4.2. Running Time Comparisons
In this experiment, we mixed nonconfidential documents together with the three type of confidential documents, which are the whole confidential documents, the confidential contents embedded in nonconfidential documents and the rephrased confidential contents embedded in nonconfidential documents. The experiment is conducted by using 10 fold cross validation. To Compare the running time of CBDLP, CBDLPPr, CoBAn, and SVM, we conduct the experiment on the datasets of different size. The result is as shown in Figure 8, the running time of training phase and testing phase are exhibited as line graph in which the running time of CBDLP, CBDLPPr, CoBan and SVM increase as more documents are added to the dataset.
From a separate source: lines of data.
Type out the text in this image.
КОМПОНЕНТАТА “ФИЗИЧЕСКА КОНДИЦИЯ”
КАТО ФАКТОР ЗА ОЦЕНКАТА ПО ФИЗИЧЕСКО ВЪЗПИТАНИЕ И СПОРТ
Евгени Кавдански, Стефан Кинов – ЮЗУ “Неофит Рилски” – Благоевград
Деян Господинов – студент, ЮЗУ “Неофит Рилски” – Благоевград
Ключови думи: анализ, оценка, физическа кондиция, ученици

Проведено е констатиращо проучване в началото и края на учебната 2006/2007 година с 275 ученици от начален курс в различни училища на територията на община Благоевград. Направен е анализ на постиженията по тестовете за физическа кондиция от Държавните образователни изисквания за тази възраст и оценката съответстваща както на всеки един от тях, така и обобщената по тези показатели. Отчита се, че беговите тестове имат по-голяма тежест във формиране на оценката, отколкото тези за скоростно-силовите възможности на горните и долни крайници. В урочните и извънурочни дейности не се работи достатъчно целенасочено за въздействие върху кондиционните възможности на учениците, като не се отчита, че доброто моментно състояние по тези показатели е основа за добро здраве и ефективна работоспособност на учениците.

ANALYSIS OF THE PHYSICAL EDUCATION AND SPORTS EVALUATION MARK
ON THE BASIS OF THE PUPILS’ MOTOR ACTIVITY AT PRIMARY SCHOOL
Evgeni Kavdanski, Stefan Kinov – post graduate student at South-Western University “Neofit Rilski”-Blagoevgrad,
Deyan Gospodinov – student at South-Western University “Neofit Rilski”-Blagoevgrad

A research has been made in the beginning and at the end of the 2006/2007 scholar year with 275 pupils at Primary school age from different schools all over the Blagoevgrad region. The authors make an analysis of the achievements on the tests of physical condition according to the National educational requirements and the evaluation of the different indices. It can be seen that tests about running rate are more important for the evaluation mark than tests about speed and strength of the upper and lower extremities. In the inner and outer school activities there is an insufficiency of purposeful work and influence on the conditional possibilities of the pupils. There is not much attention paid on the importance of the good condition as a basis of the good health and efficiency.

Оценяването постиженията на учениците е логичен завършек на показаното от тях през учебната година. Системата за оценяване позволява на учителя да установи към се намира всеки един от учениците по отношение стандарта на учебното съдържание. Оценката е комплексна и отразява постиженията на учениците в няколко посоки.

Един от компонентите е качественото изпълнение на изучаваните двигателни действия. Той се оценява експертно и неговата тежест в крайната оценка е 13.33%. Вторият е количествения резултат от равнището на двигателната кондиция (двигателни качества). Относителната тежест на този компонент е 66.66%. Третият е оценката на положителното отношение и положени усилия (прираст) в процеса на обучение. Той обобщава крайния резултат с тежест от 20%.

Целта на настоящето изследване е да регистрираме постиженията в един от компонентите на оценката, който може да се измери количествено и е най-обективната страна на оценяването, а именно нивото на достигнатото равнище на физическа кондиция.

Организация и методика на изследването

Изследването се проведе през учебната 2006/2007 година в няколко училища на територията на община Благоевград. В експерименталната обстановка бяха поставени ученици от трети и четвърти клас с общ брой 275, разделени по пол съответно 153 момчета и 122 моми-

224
Although the additional steps of CBDLP, CBDLPPr, and CoBan result in more running time than SVM needs, their running time is still an order of magnitude; more than that, CBDLP performs much better than SVM does.
5. Conclusion and Future Work
In this paper, we present a new method for data leakage Prevention based on CBDLP model, which has the following advantages:(1)It clusters the documents with DBSCAN and cosine measure which have been verified to be effective.(2)It represents confidential terms and their context terms in graph.(3)It presents a pruning method based on the attribute reduction method of rough set theory.
Up to now, some designated commercial DLP solutions can reduce the risk of most accidental leakage; however, they cannot provide sufficient protection against intentional leakage. And the other DLP solutions, such as firewalls, IDS, antimalware software, and management policies, which can provide assistance in detection intrusion or malicious software and enforce policies to protect data, still do not prevent intentional leaks perfectly. To the best of our knowledge, there might be two main future research topics on DLP, data leakage from mobile devices and accidental data leakage by insider.
Since accidental data leakage may be part of a larger attack in which their role will be mainly to activate an advanced persistent threat inside the organization, it is expected to continue to be one of the most challenging research topics. And our future work will focus on accidental data leakage in two directions. First, try to improve the efficiency and effectiveness of CBDLP on confidential contents detection. Second, adjust the model dynamically according to the changes of training dataset.
Data Availability
All data generated or analysed during this study are included in this published article.
Conflicts of Interest
The authors declare that they have no conflicts of interest.
Acknowledgments
The research is supported by the National Natural Science Foundation of China under Grant nos. 61871140 and 61572153.